Aku masih tak bisa percaya kenyataan jika Neji Hyuuga yang notabene seseorang yang menjadi pusat perhatian orang-orang seluruh desa karena tampan-ya aku akui dia memang punya kharisma-dan karena dia adalah termasuk ninja elit serta dibesarkan dalam keluarga bangsawan, suka padaku? Pada gadis menyedihkan ini? Pada gadis biasa sepertiku? Itu tidak mungkin!

Dia seperti halnya Sasuke, tidak akan pernah menyukai gadis sepertiku. Tidak akan pernah, aku tidak berani berharap apapun. Aku... aku sungguh tidak berani. Ini membuatku takut, aku takut jika pada akhirnya aku benar-benar jatuh hati padanya, aku takut Sasuke akan semakin jauh dari ingatanku, aku takut aku hanya melihat bayangan Sasuke dalam diri Neji.

Dan sekarang apalagi? Keponakannya menitipkan sebuah kalung indah padaku, apa dia tidak bisa memikirkan bagaimana nanti saat aku bertemu dengannya? Entah mengapa aku merasa sedikit gugup, bagaimana kalau dia tahu jika aku sudah mengetahui perasaannya? Bagaimana kami nanti akan berbicara satu sama lain? Ah, pasti biasa saja, dia kan selalu berwajah stoic.

Seharusnya aku tidak terlalu memikirkan hal ini! Ini bukan waktunya untuk memikirkan hal lain selain menghancurkan musuh!

.

.

.

Aku tak bisa berkata apapun saat melihat medan perang dihadapanku ketika kami baru saja tiba disana. Atmospherenya sungguh mencekam, nafasku terasa tercekat ketika melihat banyak luka di tubuh Kakashi-sensei, Naruto dan lainnya. Ini saatnya aku membantu mereka! Aku habiskan banyak waktu hanya agar aku tidak lagi merepotkan mereka, agar aku menjadi berguna dan bisa melindungi mereka.

Pertarungan terus berlanjut. Duo Uchiha itu terus menerus menyerang kami hingga akhirnya Juubi, sang monster menakutkan, monster yang pernah ada dalam tubuh Gaara, menyerang hingga banyak teman-teman yang terbunuh, termasuk ayah Shikamaru dan Ino. Aku mengusap airmataku ketika melihat sahabatku menangis seperti itu, Ino, kuharap kau bisa kuat dengan keadaan seperti ini.

Di tengah suasana yang semakin mencekam, aku bisa melihat Neji yang tiba disana terlebih dulu. Untuk sejenak tatapan kami bertemu, dia masih seperti biasa, tidak berkata apapun. Namun, kali ini tatapan, yang walau hanya sekian detik itu terlihat berbeda. Tatapannya lebih...lembut?

Dan selanjutnya pria itu maju, mencoba melawan lebih dekat dengan Juubi. Aku bisa mendengar pujian dari shinobi-shinobi di sekitarku tentangnya. Tentang kehebatannya, popularitasnya, kehidupannya, dan lain sebagainya. Mataku melebar ketika sebuah serangan menuju ke arah Naruto dengan cepat, kakiku serasa berat untuk berpindah. Kulihat Hinata maju ke depan Naruto untuk melindunginya.

.

Deg.

.

Nafasku tercekat. Neji...dia...

Dia mengorbankan dirinya untuk Naruto dan Hinata!

Aku tidak bisa mendengar dengan jelas percakapan antara Naruto dengannya. Apa yang dia katakan? Kenapa aku begitu penasaran?

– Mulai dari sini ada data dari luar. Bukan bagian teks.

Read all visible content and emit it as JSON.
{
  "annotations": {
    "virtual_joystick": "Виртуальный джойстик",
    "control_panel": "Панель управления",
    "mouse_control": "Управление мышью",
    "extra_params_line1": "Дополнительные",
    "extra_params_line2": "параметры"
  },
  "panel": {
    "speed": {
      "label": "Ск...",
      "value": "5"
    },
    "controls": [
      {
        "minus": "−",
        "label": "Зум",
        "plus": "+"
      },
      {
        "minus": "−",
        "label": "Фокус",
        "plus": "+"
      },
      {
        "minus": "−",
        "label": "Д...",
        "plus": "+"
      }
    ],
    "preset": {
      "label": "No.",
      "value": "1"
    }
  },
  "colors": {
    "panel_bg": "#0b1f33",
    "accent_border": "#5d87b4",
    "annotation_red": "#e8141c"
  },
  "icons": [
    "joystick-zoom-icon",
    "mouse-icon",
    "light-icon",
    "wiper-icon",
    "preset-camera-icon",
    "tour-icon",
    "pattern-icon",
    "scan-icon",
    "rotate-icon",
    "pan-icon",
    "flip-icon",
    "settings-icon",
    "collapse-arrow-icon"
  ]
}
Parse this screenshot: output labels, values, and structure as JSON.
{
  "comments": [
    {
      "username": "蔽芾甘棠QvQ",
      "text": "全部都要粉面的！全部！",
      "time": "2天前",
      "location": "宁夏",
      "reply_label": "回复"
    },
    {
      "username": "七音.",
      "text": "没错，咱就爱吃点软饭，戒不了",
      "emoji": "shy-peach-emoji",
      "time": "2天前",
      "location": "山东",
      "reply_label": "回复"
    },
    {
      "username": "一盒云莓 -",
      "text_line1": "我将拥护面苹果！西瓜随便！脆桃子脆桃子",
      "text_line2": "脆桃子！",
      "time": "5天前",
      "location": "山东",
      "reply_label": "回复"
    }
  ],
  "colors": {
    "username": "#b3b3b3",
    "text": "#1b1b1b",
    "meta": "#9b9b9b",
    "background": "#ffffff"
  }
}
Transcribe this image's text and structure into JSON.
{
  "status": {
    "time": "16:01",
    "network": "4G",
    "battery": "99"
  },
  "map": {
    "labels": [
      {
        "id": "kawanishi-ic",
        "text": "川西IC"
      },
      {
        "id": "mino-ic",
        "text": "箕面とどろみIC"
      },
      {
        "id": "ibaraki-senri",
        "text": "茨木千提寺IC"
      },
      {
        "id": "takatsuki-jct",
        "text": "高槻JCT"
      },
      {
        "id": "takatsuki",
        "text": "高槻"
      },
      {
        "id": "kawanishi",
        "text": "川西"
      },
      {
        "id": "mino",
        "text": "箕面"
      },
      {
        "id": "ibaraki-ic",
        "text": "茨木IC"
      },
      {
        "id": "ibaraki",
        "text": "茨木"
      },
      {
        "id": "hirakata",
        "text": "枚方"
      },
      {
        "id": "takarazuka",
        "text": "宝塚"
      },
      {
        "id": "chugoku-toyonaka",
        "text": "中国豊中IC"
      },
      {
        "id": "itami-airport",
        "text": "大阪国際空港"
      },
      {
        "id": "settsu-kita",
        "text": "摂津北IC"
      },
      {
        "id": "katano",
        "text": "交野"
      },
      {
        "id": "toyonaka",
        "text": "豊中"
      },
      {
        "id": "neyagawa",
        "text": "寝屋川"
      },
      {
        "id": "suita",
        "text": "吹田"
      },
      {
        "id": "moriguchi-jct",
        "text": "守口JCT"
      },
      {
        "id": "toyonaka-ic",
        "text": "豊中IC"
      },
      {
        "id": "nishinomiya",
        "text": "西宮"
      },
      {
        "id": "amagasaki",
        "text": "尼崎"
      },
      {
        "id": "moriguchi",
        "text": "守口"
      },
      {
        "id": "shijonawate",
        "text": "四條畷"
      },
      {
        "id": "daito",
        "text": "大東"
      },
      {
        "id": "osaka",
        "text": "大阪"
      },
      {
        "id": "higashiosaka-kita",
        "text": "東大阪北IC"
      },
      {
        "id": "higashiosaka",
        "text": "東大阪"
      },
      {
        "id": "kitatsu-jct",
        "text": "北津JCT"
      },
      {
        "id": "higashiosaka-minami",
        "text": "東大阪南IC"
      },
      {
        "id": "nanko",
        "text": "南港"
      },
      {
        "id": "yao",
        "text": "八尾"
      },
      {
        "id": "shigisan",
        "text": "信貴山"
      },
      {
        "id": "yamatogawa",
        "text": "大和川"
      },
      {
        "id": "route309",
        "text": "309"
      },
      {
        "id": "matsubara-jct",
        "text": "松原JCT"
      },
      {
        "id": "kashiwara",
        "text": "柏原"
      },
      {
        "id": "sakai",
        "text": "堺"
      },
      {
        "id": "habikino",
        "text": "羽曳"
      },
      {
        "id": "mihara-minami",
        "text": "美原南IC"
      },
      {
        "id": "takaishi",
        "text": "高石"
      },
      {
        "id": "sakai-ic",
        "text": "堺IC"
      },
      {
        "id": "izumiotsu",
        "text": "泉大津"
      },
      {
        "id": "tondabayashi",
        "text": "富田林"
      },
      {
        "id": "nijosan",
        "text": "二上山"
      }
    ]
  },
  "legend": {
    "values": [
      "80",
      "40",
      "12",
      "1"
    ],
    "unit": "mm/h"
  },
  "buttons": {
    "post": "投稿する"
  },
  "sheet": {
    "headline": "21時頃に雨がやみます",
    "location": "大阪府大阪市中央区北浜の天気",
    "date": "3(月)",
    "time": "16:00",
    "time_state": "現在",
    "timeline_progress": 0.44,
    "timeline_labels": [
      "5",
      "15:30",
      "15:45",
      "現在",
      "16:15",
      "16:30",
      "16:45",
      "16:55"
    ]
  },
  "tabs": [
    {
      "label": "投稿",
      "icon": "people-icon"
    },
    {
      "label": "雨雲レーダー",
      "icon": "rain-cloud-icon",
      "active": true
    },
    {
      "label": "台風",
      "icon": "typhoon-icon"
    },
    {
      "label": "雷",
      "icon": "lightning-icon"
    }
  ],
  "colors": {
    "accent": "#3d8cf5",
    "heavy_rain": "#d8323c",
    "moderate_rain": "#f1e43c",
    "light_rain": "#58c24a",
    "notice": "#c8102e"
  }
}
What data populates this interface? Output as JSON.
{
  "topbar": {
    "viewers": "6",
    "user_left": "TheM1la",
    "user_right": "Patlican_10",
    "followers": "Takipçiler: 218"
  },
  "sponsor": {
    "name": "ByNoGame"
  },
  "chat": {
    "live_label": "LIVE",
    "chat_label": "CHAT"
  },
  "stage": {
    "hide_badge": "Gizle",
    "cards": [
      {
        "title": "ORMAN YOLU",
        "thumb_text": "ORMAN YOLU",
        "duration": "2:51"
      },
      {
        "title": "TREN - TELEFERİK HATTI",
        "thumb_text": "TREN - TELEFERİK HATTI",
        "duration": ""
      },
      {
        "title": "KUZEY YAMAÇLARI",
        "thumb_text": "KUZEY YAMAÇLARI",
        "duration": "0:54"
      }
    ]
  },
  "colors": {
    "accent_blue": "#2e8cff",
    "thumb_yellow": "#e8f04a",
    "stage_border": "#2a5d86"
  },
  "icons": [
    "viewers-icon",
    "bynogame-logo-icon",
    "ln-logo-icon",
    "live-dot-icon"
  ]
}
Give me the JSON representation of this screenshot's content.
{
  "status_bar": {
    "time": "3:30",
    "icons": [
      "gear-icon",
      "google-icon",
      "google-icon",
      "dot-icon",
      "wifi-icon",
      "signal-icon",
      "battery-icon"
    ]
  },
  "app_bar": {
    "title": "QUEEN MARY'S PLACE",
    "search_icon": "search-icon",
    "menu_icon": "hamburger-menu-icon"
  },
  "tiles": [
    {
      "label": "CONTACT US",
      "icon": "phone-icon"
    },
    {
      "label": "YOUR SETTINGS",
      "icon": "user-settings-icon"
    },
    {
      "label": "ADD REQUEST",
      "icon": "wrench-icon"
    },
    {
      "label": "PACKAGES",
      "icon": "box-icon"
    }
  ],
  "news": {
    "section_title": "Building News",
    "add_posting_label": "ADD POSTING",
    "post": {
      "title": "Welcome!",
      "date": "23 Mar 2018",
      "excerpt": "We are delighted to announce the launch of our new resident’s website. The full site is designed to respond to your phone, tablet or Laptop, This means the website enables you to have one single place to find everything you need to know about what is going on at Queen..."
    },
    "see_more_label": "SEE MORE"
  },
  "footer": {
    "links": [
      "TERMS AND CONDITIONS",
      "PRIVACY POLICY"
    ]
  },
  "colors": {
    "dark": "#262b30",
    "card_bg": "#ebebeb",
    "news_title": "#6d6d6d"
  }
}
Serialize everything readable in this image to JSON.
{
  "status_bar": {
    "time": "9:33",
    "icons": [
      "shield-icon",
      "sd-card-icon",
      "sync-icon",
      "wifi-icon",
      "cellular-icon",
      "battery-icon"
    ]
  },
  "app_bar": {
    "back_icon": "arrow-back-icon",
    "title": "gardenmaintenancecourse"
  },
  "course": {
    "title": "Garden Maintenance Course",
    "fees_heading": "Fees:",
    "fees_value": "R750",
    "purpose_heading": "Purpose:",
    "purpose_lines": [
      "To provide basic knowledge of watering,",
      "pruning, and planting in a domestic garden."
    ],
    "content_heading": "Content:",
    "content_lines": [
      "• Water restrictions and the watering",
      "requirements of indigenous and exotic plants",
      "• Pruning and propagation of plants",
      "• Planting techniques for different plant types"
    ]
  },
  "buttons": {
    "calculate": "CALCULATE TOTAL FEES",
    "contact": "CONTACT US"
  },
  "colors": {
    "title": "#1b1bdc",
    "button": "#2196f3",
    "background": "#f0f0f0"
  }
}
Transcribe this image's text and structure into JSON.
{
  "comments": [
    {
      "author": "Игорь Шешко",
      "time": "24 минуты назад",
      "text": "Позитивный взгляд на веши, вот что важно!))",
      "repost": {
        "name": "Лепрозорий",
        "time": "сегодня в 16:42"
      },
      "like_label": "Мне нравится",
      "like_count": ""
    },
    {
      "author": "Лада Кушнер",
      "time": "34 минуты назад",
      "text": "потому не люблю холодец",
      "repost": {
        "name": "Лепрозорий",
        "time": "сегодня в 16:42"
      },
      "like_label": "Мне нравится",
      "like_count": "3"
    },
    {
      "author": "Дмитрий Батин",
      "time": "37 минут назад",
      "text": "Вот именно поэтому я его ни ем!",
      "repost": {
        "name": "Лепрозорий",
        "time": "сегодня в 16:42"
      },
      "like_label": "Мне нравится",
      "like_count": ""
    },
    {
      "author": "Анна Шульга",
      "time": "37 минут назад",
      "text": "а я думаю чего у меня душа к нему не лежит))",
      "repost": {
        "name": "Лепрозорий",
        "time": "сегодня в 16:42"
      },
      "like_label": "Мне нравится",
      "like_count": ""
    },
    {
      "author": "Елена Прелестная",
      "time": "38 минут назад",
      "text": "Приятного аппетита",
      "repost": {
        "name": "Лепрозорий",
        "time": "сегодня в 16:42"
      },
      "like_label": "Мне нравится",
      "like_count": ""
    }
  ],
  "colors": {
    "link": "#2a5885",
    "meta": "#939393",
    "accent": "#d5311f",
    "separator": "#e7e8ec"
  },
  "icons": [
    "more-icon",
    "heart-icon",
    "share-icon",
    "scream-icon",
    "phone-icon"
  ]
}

Mataku melebar ketika akhirnya dia terjatuh ke depan. Apakah dia...apa dia...

"Neji...mati?"

Aku bisa mendengar suara teman-temanku. Aku tak tahu kensapa tiba-tiba mataku kabur dan perlahan airmata itu jatuh begitu saja.

Apa?

Aku tak percaya, mereka sendiri yang bilang jika Neji adalah orang yang kuat dan tak semudah itu mati di tangan musuh. Tapi, apa? Apa yang kulihat ini membuatku ragu akan pernyataan mereka. Neji Hyuuga meninggal? Kenapa tiba-tiba ini membuatku sulit bernapas? Aku sudah berpuluh-puluh kali melihat kawan seperjuanganku meninggal, tapi ini...ini. Ini bukan saatnya aku terlihat lemah. Aku harus terlihat sebiasa mungkin.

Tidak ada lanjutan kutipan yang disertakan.